Monday, February 6, 2012

Sex, Drugs & 1980s LA

Bret Easton Ellis exposes us to a world of consumerism and wealth in the 1980s, however this is not a formal American culture such as the Yuppy. This is a youth culture or sub-culture which is derived in the 1980s through music, drugs and money. This youth culture we are exposed to in his novel 'Less Than Zero' is one projected around LA and a more underground city lifestyle. Ellis follows American youths and their fast paced lifestyle, he follows Clay in particular as he returns home to LA from University for his Christmas break. Clay is part of a 'blank generation' of 'nowhere youths', he has no real sense of responsibility or ambition, he just seems to exist in a strange society. The reader is exposed to his cocaine addiction, which is narrated very casually throughout the novel. We must look to LA and this form of American Youth culture at the time to gain a greater understanding of Ellis' bizarre but enticing novel.

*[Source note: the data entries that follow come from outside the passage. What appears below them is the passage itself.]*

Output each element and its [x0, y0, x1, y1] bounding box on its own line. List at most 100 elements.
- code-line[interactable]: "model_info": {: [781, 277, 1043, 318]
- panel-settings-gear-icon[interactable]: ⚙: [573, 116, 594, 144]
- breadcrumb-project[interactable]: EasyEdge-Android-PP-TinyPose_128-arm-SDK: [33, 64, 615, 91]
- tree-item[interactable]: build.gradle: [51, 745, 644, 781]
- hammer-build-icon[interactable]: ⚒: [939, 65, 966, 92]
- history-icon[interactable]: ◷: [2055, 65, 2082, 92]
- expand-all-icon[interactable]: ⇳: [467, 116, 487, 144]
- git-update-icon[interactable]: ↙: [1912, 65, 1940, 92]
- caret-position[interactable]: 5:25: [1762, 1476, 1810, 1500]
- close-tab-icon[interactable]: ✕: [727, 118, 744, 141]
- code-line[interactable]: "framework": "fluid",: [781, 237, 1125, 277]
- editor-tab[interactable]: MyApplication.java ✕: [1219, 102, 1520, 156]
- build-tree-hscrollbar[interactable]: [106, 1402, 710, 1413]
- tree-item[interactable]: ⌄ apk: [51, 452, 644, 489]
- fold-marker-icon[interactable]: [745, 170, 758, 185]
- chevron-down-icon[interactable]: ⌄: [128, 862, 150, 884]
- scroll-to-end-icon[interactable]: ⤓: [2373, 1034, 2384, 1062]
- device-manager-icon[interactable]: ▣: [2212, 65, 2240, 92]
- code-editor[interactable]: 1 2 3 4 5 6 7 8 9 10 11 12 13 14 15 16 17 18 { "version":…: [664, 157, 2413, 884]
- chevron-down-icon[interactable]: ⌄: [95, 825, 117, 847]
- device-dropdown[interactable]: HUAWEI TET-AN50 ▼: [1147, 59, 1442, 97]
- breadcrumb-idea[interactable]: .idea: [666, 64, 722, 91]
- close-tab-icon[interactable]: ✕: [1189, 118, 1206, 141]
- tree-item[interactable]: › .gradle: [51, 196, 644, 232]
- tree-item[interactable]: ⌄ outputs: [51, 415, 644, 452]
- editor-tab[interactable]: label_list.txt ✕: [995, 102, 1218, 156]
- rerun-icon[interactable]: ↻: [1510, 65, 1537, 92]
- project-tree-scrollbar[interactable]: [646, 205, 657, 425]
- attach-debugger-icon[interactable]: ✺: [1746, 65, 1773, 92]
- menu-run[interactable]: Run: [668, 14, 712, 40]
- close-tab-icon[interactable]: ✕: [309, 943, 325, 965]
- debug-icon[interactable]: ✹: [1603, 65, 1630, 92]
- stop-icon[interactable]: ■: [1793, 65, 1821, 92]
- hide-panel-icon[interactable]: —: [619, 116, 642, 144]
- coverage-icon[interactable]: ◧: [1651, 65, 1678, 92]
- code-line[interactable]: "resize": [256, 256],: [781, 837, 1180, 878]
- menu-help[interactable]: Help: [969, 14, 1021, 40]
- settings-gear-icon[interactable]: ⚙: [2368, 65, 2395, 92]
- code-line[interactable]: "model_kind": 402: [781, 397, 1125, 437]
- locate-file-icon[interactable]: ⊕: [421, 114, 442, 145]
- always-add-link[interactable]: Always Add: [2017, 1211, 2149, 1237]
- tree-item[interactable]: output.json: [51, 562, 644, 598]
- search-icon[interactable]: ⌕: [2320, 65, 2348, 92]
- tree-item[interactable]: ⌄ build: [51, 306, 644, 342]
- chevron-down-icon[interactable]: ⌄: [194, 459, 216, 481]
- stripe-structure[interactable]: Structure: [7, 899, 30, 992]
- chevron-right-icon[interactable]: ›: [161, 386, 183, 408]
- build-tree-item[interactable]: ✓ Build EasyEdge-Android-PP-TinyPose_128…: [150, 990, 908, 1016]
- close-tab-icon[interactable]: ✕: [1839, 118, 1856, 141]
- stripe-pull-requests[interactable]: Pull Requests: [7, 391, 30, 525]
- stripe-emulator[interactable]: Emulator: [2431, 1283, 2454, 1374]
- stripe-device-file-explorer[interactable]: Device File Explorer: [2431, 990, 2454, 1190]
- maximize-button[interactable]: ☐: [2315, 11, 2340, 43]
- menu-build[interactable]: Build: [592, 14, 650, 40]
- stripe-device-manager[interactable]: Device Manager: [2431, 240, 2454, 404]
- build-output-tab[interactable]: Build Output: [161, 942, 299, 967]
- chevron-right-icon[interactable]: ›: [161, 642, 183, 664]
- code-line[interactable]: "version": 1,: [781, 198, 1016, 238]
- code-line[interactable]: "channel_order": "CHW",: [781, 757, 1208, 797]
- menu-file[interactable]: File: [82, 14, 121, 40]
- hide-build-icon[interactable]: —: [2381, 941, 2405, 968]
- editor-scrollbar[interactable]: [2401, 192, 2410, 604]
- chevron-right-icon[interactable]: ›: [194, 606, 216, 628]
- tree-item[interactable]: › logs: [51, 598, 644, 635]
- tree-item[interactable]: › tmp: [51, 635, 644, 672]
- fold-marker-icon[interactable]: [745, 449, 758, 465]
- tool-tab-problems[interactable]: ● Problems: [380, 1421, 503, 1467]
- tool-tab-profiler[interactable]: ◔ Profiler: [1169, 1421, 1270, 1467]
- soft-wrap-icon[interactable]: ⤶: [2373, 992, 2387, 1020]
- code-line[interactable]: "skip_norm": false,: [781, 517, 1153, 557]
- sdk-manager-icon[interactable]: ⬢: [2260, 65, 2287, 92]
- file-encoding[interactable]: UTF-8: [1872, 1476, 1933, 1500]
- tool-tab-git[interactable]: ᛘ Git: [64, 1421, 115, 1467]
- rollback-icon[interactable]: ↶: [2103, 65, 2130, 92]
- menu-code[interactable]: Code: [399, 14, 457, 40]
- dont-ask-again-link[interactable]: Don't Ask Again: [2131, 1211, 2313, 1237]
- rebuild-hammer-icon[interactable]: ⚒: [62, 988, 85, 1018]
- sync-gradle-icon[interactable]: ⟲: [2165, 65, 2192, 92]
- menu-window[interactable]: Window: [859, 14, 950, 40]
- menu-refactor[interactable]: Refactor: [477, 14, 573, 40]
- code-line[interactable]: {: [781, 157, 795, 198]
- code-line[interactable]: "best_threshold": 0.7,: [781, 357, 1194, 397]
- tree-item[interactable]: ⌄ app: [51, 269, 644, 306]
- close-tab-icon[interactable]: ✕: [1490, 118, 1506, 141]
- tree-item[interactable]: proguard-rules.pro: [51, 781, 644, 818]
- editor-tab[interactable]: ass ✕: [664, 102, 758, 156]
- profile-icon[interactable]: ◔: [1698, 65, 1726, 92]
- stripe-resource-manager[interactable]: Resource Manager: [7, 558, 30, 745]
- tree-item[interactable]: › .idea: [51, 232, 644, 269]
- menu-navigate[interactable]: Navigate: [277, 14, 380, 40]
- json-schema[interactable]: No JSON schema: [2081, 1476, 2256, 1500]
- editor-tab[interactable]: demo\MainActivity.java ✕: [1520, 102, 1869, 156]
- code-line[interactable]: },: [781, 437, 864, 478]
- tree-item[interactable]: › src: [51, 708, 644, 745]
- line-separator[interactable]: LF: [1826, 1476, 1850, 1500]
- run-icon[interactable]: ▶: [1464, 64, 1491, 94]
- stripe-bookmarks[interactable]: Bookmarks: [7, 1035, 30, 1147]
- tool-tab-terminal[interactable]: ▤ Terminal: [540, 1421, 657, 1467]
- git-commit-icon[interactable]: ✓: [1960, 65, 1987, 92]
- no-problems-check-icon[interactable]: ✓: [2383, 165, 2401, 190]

Brian Schimpf's Encore article surrounding one of Bret Easton Ellis' Films, 'Sex, Drugs and 1980s LA' http://encoremag.com/new-york/articles/424/sex-drugs-and-1980s-la gives us a better picture into the ideas and concepts behind his work. The film also contains scenes of drug abuse and characters who are addicted to this semi-destructive lifestyle. Where in the land of promise did the 'blank generation' come from? Do they fit into the American Dream or have they achieved it? In 'Less than Zero', Clay has everything he could desire materialistically. He has parents with money who could not care less about what he does, but give him as much as he wants. Clay throws money at cocaine and seems to get away with it. In this LA lifestyle, there are seemingly no consequences, until you run out of money. It seems they can sleep with anyone, take anything, and do anything. Clay sees a therapist but does not seem to have a desire to change. It is perhaps something he does to avoid conflict with his parents, who perhaps see paying for this therapist as their share of parenting him. They do not seem to have much involvement or say in his degenerate lifestyle. His mother is aware that he takes drugs, through a conversation with his younger sister who he accuses of stealing his cocaine. His mother seems to ignore the comments and later his sister replies "That's bullshit. I can get my own cocaine." This youth culture becomes driven by casual sex and casual drug use. Ellis' also captures this generation in his Film, 'Sex, Drugs & 1980s LA' Schimpf claims, "all of the characters’ personal tales intertwine through a haze of cocaine-driven parties, red carpets..." There does not seem to be much more to the blank generation that that. Schimpf summarises a generation in one line about Ellis' film. This generation is arguably anti-American, the characters go against the social norms and expectations of America and revel in rebellion, living their degenerate lifestyles in a haze of 'nothingness.' There seems to be no aims or achievement, only a rage of partying and spending money. It is most definitely and 'American' consumerism that Ellis' writes of, but one of which about a society who seem to have too much money, his writing comes across as very self indulgent, however the characters he aims to create are self indulgent and selfish. Ellis captures an American Culture and exposes LA degenerates.